10. In the present case, the question is whether the Registrar can resolve the dispute regarding the relative seniority of the petitioner and the 4th respondent. The dispute arose as a result of the resolution adopted by the Co-operative Bank upholding the seniority of the petitioner. The 4th respondent naturally felt aggrieved by the resolution and a dispute consequently arose between the Bank and the petitioner on the one hand and 4th respondent on the other. None of the principles mentioned by M.S. Menou, C.J. in M.C.C. Bank Ltd. v. State of Kerala (1963) K.L.T. 705, arises in the dispute. The dispute, in my opinion, does not belong to the 'uplands' of the Industrial Tribunal and is, therefore, not 'out of bounds' to the Registrar of Co-operative Societies. Again, the need for adjusting and readjusting rights and obligations 'in a manner conceived to be just in the light of socio-economic changes that are taking place in various countries in this century' (as stated by this Court in (1973) K.L.T. 523 at 528, does not arise in the present case. The present dispute is only concerned with the question of relative seniority which is a subject touching establishment relating to conditions of service as mentioned under Section 80 and it is within the competence of the Registrar to resolve in accordance with the principles of law and contract, I, therefore, hold that the Registrar was competent to decide this dispute.

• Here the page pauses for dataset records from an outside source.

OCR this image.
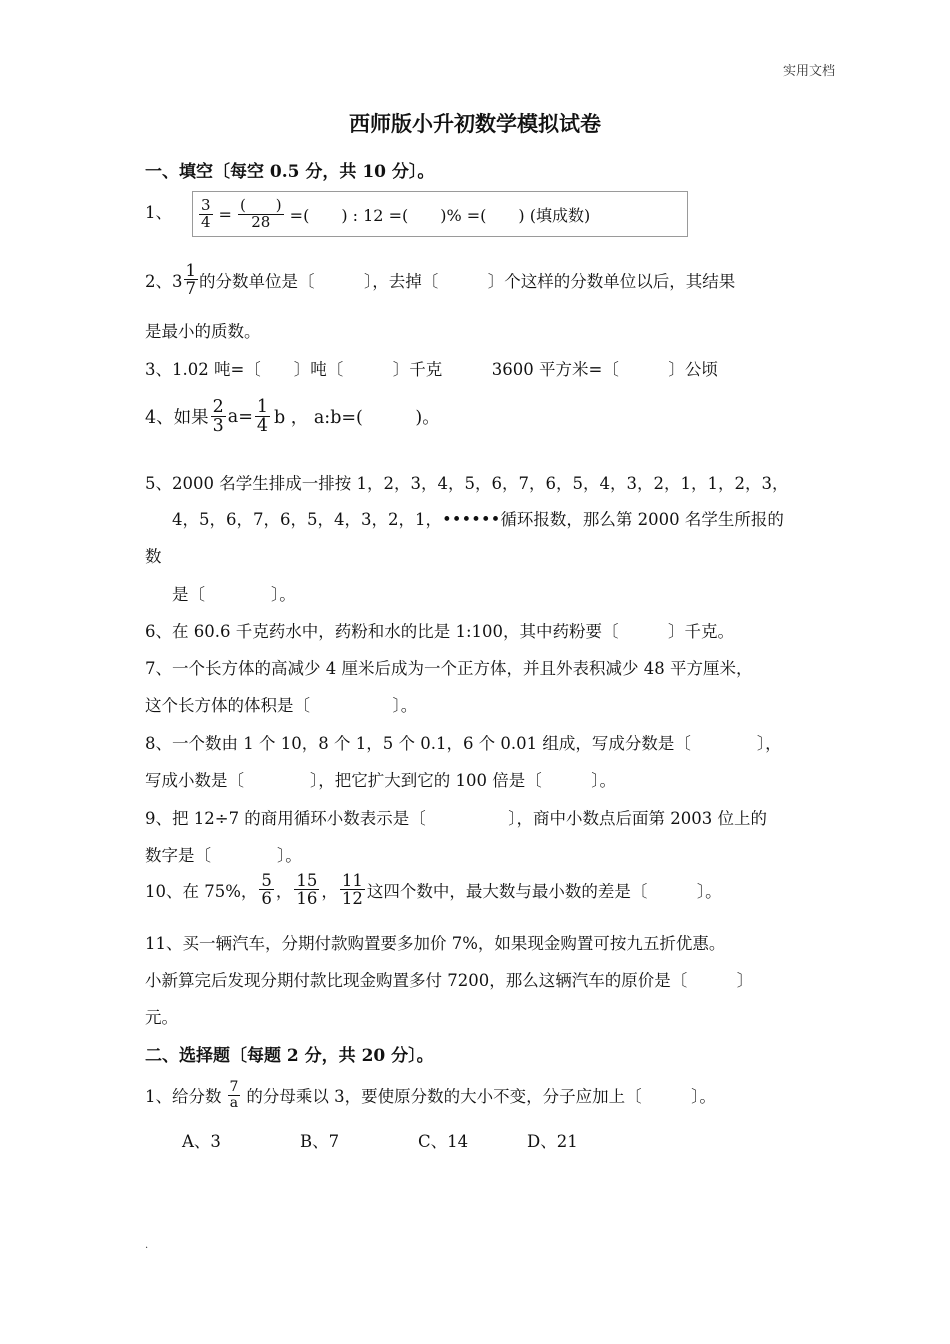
实用文档
西师版小升初数学模拟试卷
一、填空〔每空 0.5 分，共 10 分〕。
1、 $\frac{3}{4} = \frac{( )}{28}$ =(　　) : 12 =(　　)% =(　　) (填成数)
2、$3 \frac{1}{7}$ 的分数单位是〔　　　〕，去掉〔　　　〕个这样的分数单位以后，其结果
是最小的质数。
3、1.02 吨=〔　　〕吨〔　　　〕千克　　　3600 平方米=〔　　　〕公顷
4、如果 $\frac{2}{3} a= \frac{1}{4}$ b ， a:b=(　　　)。
5、2000 名学生排成一排按 1，2，3，4，5，6，7，6，5，4，3，2，1，1，2，3，
4，5，6，7，6，5，4，3，2，1，••••••循环报数，那么第 2000 名学生所报的
数
是〔　　　　〕。
6、在 60.6 千克药水中，药粉和水的比是 1:100，其中药粉要〔　　　〕千克。
7、一个长方体的高减少 4 厘米后成为一个正方体，并且外表积减少 48 平方厘米，
这个长方体的体积是〔　　　　　〕。
8、一个数由 1 个 10，8 个 1，5 个 0.1，6 个 0.01 组成，写成分数是〔　　　　〕，
写成小数是〔　　　　〕，把它扩大到它的 100 倍是〔　　　〕。
9、把 12÷7 的商用循环小数表示是〔　　　　　〕，商中小数点后面第 2003 位上的
数字是〔　　　　〕。
10、在 75%， $\frac{5}{6}$ ， $\frac{15}{16}$ ， $\frac{11}{12}$ 这四个数中，最大数与最小数的差是〔　　　〕。
11、买一辆汽车，分期付款购置要多加价 7%，如果现金购置可按九五折优惠。
小新算完后发现分期付款比现金购置多付 7200，那么这辆汽车的原价是〔　　　〕
元。
二、选择题〔每题 2 分，共 20 分〕。
1、给分数 $\frac{7}{a}$ 的分母乘以 3，要使原分数的大小不变，分子应加上〔　　　〕。
A、3	B、7	C、14	D、21
.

11. The next point which arises for consideration is whether the order of the Registrar is vitiated by any error apparent of the face of the record. The Registrar has come to a finding as regards the relative seniority of the two persons and also as regards the comparative qualifications of these persons. The Registrar found that the 4th respondent had a longer continuous service than the petitioner and that he acquired the necessary qualifications much earlier than the petitioner. On the basis of this finding, the Registrar came to the conclusion that the Resolution of the committee of the 3rd respondent-Bank on the question of seniority was unsustainable. In my opinion the conclusions drawn by the Registrar is justified by the evidence before him. This Court will not, in its writ jurisdication, embark on a reapprisal of such evidence or weigh it in a golden scale or attempt to draw an inference different from that which the Registrar had drawn. Accordingly Ext. P. 1 order is perfectly valid. For the same reasons, I hold that the order of the 2nd respondent, Ext. P 2, is also valid.
12. In the result, I dismiss the original petition. I make no order as to costs.